The Tribunal upheld the penalty imposed under section 271(1)(c) of the Act, amounting to Rs. 13,000, due to the assessee's failure to provide evidence regarding undisclosed deposits. The CIT (A) justified the penalty under the Explanation to section 271(1)(c), emphasizing the onus on the appellant to prove absence of fraud or neglect. The Tribunal rejected the appellant's argument on the deleted provision's applicability but agreed to recalculate the penalty based on tax sought to be evaded. Consequently, the appeal was partially allowed, directing reassessment of the penalty amount by the ITO.
Issues: - Imposition of penalty under section 271(1)(c) of the Act - Applicability of Explanation to section 271(1)(c) of the Act - Nature and source of deposits - Failure to provide evidence regarding cash credits - Quantum of penalty imposable
Analysis:
The case involves an appeal against the order of the CIT (A) upholding the penalty imposed by the ITO under section 271(1)(c) of the Act amounting to Rs. 13,000. The assessee, a firm, filed its return of income for the assessment year 1975-76, declaring a total income of Rs. 1,76,130. However, the ITO assessed the total income at Rs. 2,45,130, including an addition of Rs. 13,000 from undisclosed sources. The assessee failed to provide evidence regarding the nature and source of these deposits, leading to the imposition of the penalty by the ITO.

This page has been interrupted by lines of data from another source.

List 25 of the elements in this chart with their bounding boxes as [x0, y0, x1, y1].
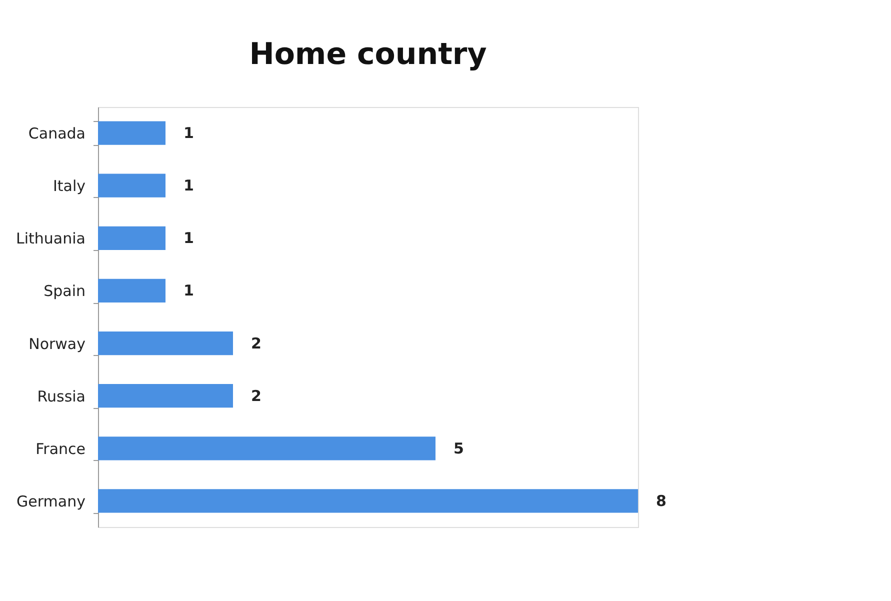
- bar: [98, 226, 166, 250]
- y-tick-label: Norway: [28, 334, 86, 353]
- bar: [98, 384, 233, 408]
- y-tick-label: Italy: [52, 177, 86, 196]
- data-label: 2: [251, 334, 262, 352]
- y-tick-label: Germany: [16, 492, 86, 510]
- bar: [98, 331, 233, 356]
- y-tick-label: Lithuania: [16, 230, 86, 248]
- data-label: 1: [184, 282, 194, 300]
- data-label: 1: [184, 229, 194, 248]
- y-tick-label: Spain: [44, 282, 86, 300]
- y-tick-label: Canada: [28, 124, 86, 143]
- bar: [98, 489, 638, 513]
- data-label: 8: [656, 492, 666, 510]
- y-tick-label: Russia: [37, 387, 86, 406]
- chart-title: Home country: [249, 37, 488, 72]
- data-label: 1: [184, 124, 194, 142]
- data-label: 2: [251, 386, 262, 405]
- bar: [98, 174, 166, 198]
- bar: [98, 278, 166, 303]
- bar: [98, 121, 166, 145]
- bar: [98, 436, 436, 460]
- y-tick-label: France: [36, 440, 86, 458]
- data-label: 1: [184, 176, 194, 195]
- data-label: 5: [454, 439, 464, 458]
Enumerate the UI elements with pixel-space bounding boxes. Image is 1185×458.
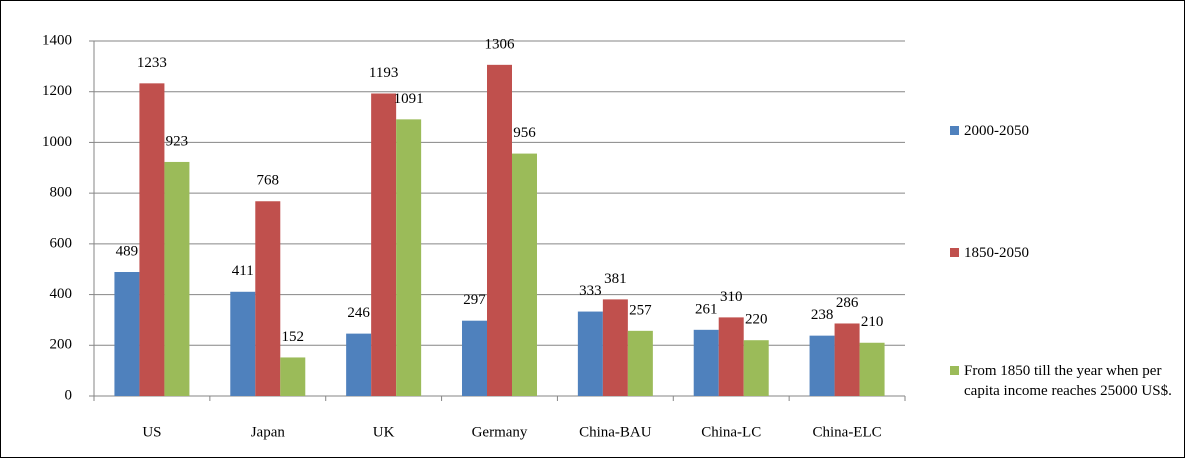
- bar: [743, 340, 769, 396]
- x-tick-label: China-BAU: [579, 424, 652, 440]
- data-label: 411: [232, 263, 254, 279]
- y-tick-label: 600: [50, 235, 73, 251]
- legend-item: 1850-2050: [950, 243, 1175, 263]
- data-label: 246: [347, 305, 370, 321]
- data-label: 333: [579, 283, 602, 299]
- bar: [280, 357, 306, 396]
- bar: [718, 317, 744, 396]
- x-tick-label: China-ELC: [812, 424, 881, 440]
- bar: [139, 83, 165, 396]
- bar: [346, 333, 372, 396]
- bar: [834, 323, 860, 396]
- legend-swatch: [950, 366, 959, 375]
- data-label: 1091: [394, 91, 424, 107]
- data-label: 381: [604, 271, 627, 287]
- y-tick-label: 1000: [42, 134, 72, 150]
- bar: [809, 335, 835, 396]
- data-label: 238: [811, 307, 834, 323]
- legend-label: 2000-2050: [964, 123, 1029, 139]
- data-label: 923: [166, 133, 189, 149]
- data-label: 297: [463, 292, 486, 308]
- bar: [627, 330, 653, 396]
- data-label: 489: [116, 243, 139, 259]
- x-tick-label: Germany: [472, 424, 528, 440]
- data-label: 1306: [485, 36, 516, 52]
- x-tick-label: UK: [373, 424, 395, 440]
- data-label: 220: [745, 312, 768, 328]
- bar: [114, 272, 140, 396]
- data-label: 257: [629, 302, 652, 318]
- legend-item: From 1850 till the year when per capita …: [950, 361, 1175, 401]
- data-label: 956: [513, 125, 536, 141]
- bar: [164, 161, 190, 396]
- data-label: 152: [282, 329, 305, 345]
- y-tick-label: 400: [50, 286, 73, 302]
- bar: [396, 119, 422, 396]
- y-tick-label: 1400: [42, 32, 72, 48]
- bar: [693, 329, 719, 396]
- x-tick-label: Japan: [251, 424, 286, 440]
- y-tick-label: 1200: [42, 83, 72, 99]
- data-label: 210: [861, 314, 884, 330]
- data-label: 1233: [137, 55, 167, 71]
- legend-item: 2000-2050: [950, 121, 1175, 141]
- bar: [462, 320, 487, 396]
- bar: [255, 201, 281, 396]
- x-tick-label: China-LC: [701, 424, 761, 440]
- legend-swatch: [950, 126, 959, 135]
- data-label: 286: [836, 295, 859, 311]
- y-tick-label: 0: [65, 387, 73, 403]
- bar: [602, 299, 628, 396]
- bar: [859, 342, 885, 396]
- bar: [487, 64, 512, 396]
- bar: [371, 93, 397, 396]
- legend-label: 1850-2050: [964, 245, 1029, 261]
- data-label: 1193: [369, 65, 398, 81]
- y-tick-label: 800: [50, 185, 73, 201]
- x-tick-label: US: [142, 424, 161, 440]
- y-tick-label: 200: [50, 337, 73, 353]
- data-label: 768: [257, 173, 280, 189]
- data-label: 261: [695, 301, 718, 317]
- data-label: 310: [720, 289, 743, 305]
- bar: [577, 311, 603, 396]
- bar: [230, 291, 256, 396]
- legend-label: From 1850 till the year when per capita …: [964, 363, 1172, 399]
- legend-swatch: [950, 248, 959, 257]
- bar: [512, 153, 537, 396]
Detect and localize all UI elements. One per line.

The CIT (A) upheld the penalty, citing the Explanation to section 271(1)(c), which deems concealment of income if the returned income is less than 80% of the assessed income, unless proven otherwise. The CIT (A) emphasized the onus on the appellant to prove the absence of fraud or neglect, which was not discharged in this case due to the lack of explanation regarding the cash credits. The CIT (A) referred to precedents from the Allahabad High Court to support the imposition of the penalty.

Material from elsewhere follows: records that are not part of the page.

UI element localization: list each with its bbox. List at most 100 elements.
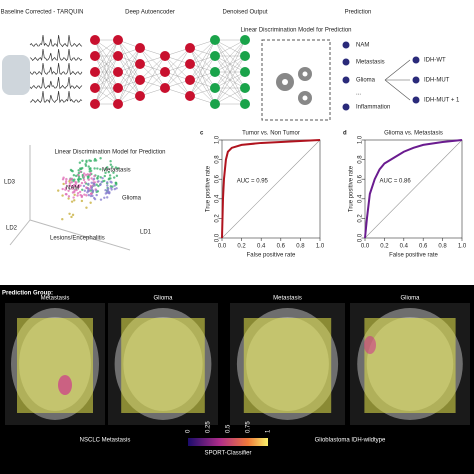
scatter-dot (89, 172, 92, 175)
scatter-dot (79, 184, 82, 187)
scatter-dot (70, 215, 73, 219)
scatter-dot (93, 157, 97, 161)
y-tick-label: 0.8 (215, 155, 221, 164)
scatter-dot (114, 166, 118, 169)
edge (139, 71, 166, 97)
scatter-dot (69, 168, 73, 172)
hotspot (364, 336, 376, 354)
node (240, 99, 250, 109)
scatter-dot (84, 164, 88, 167)
scatter-dot (76, 185, 79, 188)
scatter-dot (84, 173, 88, 177)
label: NAM (356, 43, 369, 49)
node (240, 51, 250, 61)
scatter-dot (82, 175, 86, 178)
edge (139, 55, 166, 81)
label: Metastasis (102, 168, 131, 174)
scatter-dot (114, 181, 118, 185)
scatter-dot (106, 196, 109, 199)
node (210, 35, 220, 45)
annotation: AUC = 0.86 (380, 179, 412, 185)
scatter-dot (92, 177, 96, 181)
node (113, 35, 123, 45)
label: LD2 (6, 226, 18, 232)
edge (139, 55, 166, 97)
x-tick-label: 0.6 (419, 244, 428, 250)
node (113, 67, 123, 77)
label: IDH-MUT + 1 (424, 98, 460, 104)
y-axis-label: True positive rate (206, 165, 212, 212)
label: Baseline Corrected - TARQUIN (1, 10, 84, 16)
node (90, 51, 100, 61)
scatter-dot (85, 206, 88, 209)
node (135, 59, 145, 69)
scatter-dot (73, 193, 76, 197)
scatter-dot (97, 184, 100, 188)
scatter-dot (61, 194, 64, 197)
diagonal (221, 139, 321, 239)
node (240, 83, 250, 93)
scatter-dot (112, 176, 116, 179)
panel-label: Glioma (153, 296, 173, 302)
edge (214, 87, 246, 105)
scatter-dot (62, 182, 65, 186)
axis (29, 219, 131, 251)
node (210, 83, 220, 93)
edge (189, 55, 216, 97)
scatter-dot (70, 181, 73, 184)
scatter-dot (92, 182, 96, 186)
plot-frame (221, 139, 321, 239)
spectrum (29, 34, 83, 48)
node (185, 75, 195, 85)
scatter-dot (95, 193, 98, 197)
chart-title: Glioma vs. Metastasis (384, 131, 443, 137)
scatter-dot (81, 188, 84, 191)
edge (214, 39, 246, 57)
link (384, 79, 411, 101)
scatter-dot (99, 176, 102, 179)
scatter-dot (87, 182, 90, 186)
edge (117, 63, 141, 105)
panel-label: Metastasis (273, 296, 302, 302)
scatter-dot (77, 169, 80, 172)
scatter-dot (104, 189, 107, 192)
colorbar-tick: 1 (266, 429, 272, 433)
scatter-dot (90, 181, 93, 184)
edge (214, 55, 246, 105)
edge (94, 39, 119, 73)
scatter-dot (79, 167, 82, 170)
label: Inflammation (356, 105, 390, 111)
mri-heading: Prediction Group: (2, 291, 53, 297)
node (113, 99, 123, 109)
node (160, 67, 170, 77)
scatter-dot (70, 200, 74, 203)
x-tick-label: 0.6 (277, 244, 286, 250)
edge (117, 47, 141, 73)
scatter-dot (110, 181, 113, 184)
y-tick-label: 0.2 (215, 214, 221, 223)
label: Linear Discrimination Model for Predicti… (54, 150, 165, 156)
scatter-dot (71, 213, 75, 217)
x-tick-label: 1.0 (316, 244, 325, 250)
node (185, 91, 195, 101)
colorbar-tick: 0.75 (246, 421, 252, 433)
x-tick-label: 0.4 (400, 244, 409, 250)
scatter-dot (64, 180, 68, 183)
prediction-overlay (243, 318, 332, 413)
scatter-dot (95, 183, 98, 186)
axis (9, 219, 31, 246)
scatter-dot (82, 184, 86, 188)
edge (214, 39, 246, 105)
edge (189, 71, 216, 97)
panel-letter: c (200, 131, 204, 137)
scatter-dot (106, 184, 109, 187)
node (90, 83, 100, 93)
spectrum (29, 48, 83, 62)
scatter-dot (91, 190, 95, 194)
scatter-dot (89, 167, 92, 170)
scatter-dot (67, 195, 71, 198)
edge (214, 39, 246, 89)
node (210, 51, 220, 61)
scatter-dot (77, 171, 81, 175)
label: LD1 (140, 230, 152, 236)
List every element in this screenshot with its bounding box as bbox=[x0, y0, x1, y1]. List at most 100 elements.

The appellant argued that the CIT (A) erred in applying the Explanation to section 271(1)(c) which was deleted for the relevant assessment year. The appellant contended that the penalty should be canceled based on the wrong application of provisions. The appellant also raised the issue of quantum of penalty, suggesting it should be based on tax sought to be evaded rather than income sought to be evaded, citing relevant case law.
The Tribunal upheld the imposition of the penalty under section 271(1)(c) of the Act, rejecting the appellant's arguments regarding the application of provisions and quantum of penalty. However, the Tribunal agreed with the alternative submission that the penalty quantum should be reworked based on the tax sought to be evaded, as per the law applicable at the time of filing the return. Therefore, the appeal was partly allowed, directing the ITO to reassess the penalty amount accordingly.